Judgmental or purposive sampling: Judgemental or purposive samples are formed by the discretion of the researcher. Researchers purely consider the purpose of the study, along with the understanding of the target audience.It is often used in qualitative research, where the researcher wants to gain detailed knowledge about a specific phenomenon rather than make statistical inferences. An effective purposive sample must have clear criteria and rationale for inclusion. For instance, when researchers want to understand the thought process of people interested in studying for their master’s degree. The selection criteria will be: “Are you interested in doing your masters in …?” and those who respond with a “No” are excluded from the sample.

Pros : You can take advantage of numerous qualitative research designs, There is still an opportunity to create generalizations from the data,It helps by saving time and money while collecting data,You can target niche demographics to obtain specific data points.

Cons : This process is extremely prone to researcher bias, It may be challenging to defend the representative nature of a sample, The participants in purposive sampling can also manipulate the data being collected,It can be an ineffective method when applied to large population groups, Purposive sampling can still produce inaccurate assumptions.

Use case : when researcher wants to study impact of corona on diabetic patient , he will select only diabetic patient and remove non diabetic patient.

Snowball sampling : If the population is hard to access, snowball sampling can be used to recruit participants via other participants. The number of people you have access to “snowballs” as you get in contact with more people. For example You are researching experiences of homelessness in your city. Since there is no list of all homeless people in the city, probability sampling isn’t possible. You meet one person who agrees to participate in the research, and she puts you in contact with other homeless people that she knows in the area.

Pros: The costs associated with this method are significantly lower, and you will end up with a sample that is very relevant to your study.

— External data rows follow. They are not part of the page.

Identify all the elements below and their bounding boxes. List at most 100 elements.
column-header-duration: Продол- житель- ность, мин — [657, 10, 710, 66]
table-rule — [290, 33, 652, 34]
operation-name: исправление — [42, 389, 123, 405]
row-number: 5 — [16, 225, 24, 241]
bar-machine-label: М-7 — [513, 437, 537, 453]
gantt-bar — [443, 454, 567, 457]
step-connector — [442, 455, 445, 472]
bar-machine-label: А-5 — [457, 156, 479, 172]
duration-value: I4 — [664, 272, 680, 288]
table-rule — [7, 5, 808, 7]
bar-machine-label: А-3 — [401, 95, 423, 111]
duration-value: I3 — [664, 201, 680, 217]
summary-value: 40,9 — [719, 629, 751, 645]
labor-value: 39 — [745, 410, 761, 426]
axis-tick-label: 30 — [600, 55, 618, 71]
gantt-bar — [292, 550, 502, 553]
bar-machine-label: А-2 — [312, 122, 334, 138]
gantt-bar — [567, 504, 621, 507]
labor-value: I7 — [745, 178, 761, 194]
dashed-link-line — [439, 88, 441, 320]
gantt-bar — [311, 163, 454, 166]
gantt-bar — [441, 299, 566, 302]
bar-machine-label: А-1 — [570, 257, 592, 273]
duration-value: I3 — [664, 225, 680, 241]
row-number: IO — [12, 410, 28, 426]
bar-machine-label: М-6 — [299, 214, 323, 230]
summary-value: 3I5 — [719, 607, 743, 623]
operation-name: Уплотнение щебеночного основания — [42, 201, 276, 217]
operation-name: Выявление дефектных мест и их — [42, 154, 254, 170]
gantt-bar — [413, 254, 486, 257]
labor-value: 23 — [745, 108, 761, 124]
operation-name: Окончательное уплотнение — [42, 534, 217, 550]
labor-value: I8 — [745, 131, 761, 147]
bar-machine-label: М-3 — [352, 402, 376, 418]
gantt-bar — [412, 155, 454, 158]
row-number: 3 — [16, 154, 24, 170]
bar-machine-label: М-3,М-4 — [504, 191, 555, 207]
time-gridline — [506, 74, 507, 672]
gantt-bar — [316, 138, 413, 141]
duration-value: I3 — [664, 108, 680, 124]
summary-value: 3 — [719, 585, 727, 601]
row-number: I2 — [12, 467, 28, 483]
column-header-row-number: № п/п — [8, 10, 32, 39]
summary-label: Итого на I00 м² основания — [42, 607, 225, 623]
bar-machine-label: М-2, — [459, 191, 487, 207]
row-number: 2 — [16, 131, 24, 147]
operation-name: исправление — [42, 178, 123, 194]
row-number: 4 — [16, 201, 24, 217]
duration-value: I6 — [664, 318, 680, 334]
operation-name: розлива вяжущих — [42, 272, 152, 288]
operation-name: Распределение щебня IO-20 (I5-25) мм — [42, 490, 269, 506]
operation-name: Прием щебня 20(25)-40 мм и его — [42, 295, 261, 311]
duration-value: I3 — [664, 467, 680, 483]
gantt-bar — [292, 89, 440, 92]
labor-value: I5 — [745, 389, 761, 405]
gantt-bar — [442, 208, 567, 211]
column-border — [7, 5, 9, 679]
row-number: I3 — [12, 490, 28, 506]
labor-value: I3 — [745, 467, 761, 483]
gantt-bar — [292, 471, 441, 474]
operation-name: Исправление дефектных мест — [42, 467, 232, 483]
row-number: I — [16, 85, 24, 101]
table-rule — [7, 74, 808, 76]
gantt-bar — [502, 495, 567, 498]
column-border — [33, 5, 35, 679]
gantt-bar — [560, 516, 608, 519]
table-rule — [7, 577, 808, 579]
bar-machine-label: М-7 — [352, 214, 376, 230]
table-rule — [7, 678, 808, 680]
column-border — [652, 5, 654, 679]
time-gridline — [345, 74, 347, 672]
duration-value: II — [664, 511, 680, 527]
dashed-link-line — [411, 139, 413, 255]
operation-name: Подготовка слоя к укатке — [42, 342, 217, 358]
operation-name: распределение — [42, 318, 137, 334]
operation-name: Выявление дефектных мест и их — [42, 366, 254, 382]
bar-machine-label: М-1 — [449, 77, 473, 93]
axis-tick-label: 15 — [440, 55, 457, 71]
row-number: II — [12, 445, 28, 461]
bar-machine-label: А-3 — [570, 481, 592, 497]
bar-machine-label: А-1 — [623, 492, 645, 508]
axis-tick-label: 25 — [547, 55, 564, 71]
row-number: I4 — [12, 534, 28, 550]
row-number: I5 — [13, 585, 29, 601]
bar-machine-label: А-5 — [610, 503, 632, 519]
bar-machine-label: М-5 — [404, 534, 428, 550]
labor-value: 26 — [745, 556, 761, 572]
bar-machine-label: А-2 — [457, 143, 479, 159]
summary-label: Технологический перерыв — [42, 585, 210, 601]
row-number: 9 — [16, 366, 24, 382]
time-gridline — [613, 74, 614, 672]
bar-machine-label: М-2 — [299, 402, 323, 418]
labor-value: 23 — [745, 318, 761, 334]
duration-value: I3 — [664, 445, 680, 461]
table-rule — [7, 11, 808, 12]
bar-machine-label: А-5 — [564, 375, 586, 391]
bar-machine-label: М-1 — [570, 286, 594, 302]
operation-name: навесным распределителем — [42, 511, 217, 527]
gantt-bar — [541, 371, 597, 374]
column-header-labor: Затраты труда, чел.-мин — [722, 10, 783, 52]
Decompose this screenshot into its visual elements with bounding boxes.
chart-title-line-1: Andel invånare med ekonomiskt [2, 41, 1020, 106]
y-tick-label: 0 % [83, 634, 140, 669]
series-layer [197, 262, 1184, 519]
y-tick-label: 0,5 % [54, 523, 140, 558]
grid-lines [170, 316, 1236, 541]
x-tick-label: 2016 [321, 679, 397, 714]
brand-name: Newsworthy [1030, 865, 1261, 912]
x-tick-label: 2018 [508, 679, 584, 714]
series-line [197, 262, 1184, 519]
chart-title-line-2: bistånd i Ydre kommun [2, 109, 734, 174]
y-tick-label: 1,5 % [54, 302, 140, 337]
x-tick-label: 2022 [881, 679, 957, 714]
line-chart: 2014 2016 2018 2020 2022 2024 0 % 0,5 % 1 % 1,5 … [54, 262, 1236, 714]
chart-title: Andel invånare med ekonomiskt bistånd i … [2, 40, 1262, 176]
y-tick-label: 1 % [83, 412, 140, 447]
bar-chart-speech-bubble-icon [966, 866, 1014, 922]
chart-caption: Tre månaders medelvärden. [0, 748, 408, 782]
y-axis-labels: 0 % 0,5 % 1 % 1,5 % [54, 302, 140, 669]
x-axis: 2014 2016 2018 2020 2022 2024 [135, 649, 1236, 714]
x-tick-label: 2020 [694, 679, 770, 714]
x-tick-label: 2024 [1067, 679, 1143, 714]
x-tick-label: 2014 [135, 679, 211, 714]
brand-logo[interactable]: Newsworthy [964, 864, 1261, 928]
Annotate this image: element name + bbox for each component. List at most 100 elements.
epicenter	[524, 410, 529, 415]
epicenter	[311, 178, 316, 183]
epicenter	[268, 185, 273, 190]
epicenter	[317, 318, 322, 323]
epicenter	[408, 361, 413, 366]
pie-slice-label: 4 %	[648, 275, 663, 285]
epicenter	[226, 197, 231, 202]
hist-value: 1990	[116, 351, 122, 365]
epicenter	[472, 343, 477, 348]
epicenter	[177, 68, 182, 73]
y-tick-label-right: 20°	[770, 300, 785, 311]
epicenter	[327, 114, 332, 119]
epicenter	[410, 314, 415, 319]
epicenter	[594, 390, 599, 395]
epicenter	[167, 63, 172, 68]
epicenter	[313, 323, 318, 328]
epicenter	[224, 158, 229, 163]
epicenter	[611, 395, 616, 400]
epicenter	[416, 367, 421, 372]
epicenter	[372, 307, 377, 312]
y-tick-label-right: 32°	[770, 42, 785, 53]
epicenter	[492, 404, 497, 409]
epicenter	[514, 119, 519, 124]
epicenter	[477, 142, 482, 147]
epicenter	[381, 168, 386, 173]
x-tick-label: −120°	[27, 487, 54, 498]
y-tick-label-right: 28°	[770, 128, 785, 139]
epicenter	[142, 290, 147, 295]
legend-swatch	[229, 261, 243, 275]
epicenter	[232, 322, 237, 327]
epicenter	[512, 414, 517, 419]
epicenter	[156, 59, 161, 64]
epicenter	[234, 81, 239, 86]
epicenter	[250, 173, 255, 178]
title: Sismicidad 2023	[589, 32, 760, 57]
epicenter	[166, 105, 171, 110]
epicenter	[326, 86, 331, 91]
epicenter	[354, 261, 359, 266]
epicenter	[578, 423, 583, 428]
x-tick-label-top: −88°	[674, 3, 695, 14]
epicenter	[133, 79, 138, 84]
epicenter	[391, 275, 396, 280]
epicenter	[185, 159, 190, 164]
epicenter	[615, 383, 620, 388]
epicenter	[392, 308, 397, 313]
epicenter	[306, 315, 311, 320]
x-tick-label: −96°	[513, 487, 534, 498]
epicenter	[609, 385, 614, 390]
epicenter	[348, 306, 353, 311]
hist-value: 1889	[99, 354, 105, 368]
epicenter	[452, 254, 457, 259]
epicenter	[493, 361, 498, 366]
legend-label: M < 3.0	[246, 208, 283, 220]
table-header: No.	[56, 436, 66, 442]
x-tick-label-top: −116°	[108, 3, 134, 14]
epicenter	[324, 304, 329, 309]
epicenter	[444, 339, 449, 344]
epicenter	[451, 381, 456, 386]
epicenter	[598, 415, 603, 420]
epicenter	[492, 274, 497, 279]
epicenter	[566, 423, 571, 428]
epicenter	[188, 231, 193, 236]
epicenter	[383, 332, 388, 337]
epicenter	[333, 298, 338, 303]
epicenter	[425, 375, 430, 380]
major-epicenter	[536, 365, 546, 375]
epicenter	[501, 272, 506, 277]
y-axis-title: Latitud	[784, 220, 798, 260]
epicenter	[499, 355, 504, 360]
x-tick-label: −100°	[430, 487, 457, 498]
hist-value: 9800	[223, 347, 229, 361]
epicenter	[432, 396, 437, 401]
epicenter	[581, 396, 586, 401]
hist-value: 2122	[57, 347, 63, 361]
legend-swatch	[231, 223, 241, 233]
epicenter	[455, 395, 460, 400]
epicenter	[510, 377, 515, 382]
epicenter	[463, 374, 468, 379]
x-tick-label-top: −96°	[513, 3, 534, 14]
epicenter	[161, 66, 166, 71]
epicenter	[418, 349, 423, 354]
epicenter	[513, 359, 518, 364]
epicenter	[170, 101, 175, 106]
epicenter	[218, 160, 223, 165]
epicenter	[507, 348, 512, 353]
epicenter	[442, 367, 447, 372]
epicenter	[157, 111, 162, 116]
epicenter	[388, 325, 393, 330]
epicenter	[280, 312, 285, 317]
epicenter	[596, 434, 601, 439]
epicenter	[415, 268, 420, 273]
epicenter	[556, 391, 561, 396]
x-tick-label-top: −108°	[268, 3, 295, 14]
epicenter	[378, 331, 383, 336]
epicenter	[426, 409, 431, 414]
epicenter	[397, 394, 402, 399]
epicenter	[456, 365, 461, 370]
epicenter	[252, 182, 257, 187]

Cons: The clear downside of this approach is that you may restrict yourself to only a small, largely homogeneous section of the population.

Use Case: surveys to gather information about HIV Aids. Not many victims will readily respond to the questions. Still, researchers can contact people they might know or volunteers associated with the cause to get in touch with the victims and collect information

Quota Sampling : This type of sampling depends of some pre-set standard. It selects the representative sample from the population. Proportion of characteristics/ trait in sample should be same as population. Elements are selected until exact proportions of certain types of data is obtained or sufficient data in different categories is collected.

Pros: This process can be extended to cover several characteristics and varying degrees of complexity.

Cons: Though the method is superior to convenience and snowball sampling, it does not offer the statistical insights of any of the probability methods.

Use case : If our population has 45% females and 55% males then our sample should reflect the same percentage of males and females.

How do you decide on the type of sampling to use?

For any research, it is essential to choose a sampling method accurately to meet the goals of your study. The effectiveness of your sampling relies on various factors. Here are some steps expert researchers follow to decide the best sampling method.

Jot down the research goals. Generally, it must be a combination of cost, precision, or accuracy.
Identify the effective sampling techniques that might potentially achieve the research goals.
Test each of these methods and examine whether they help in achieving your goal.
Select the method that works best for the research.

Probability sampling techniques are superior, but the costs can be prohibitive. For the initial stages of a study, non-probability sampling techniques might be sufficient to give you a sense of what you’re dealing with. For detailed insights and results that you can bank upon, move on to the more sophisticated techniques as the study gathers pace and takes a more concrete structure.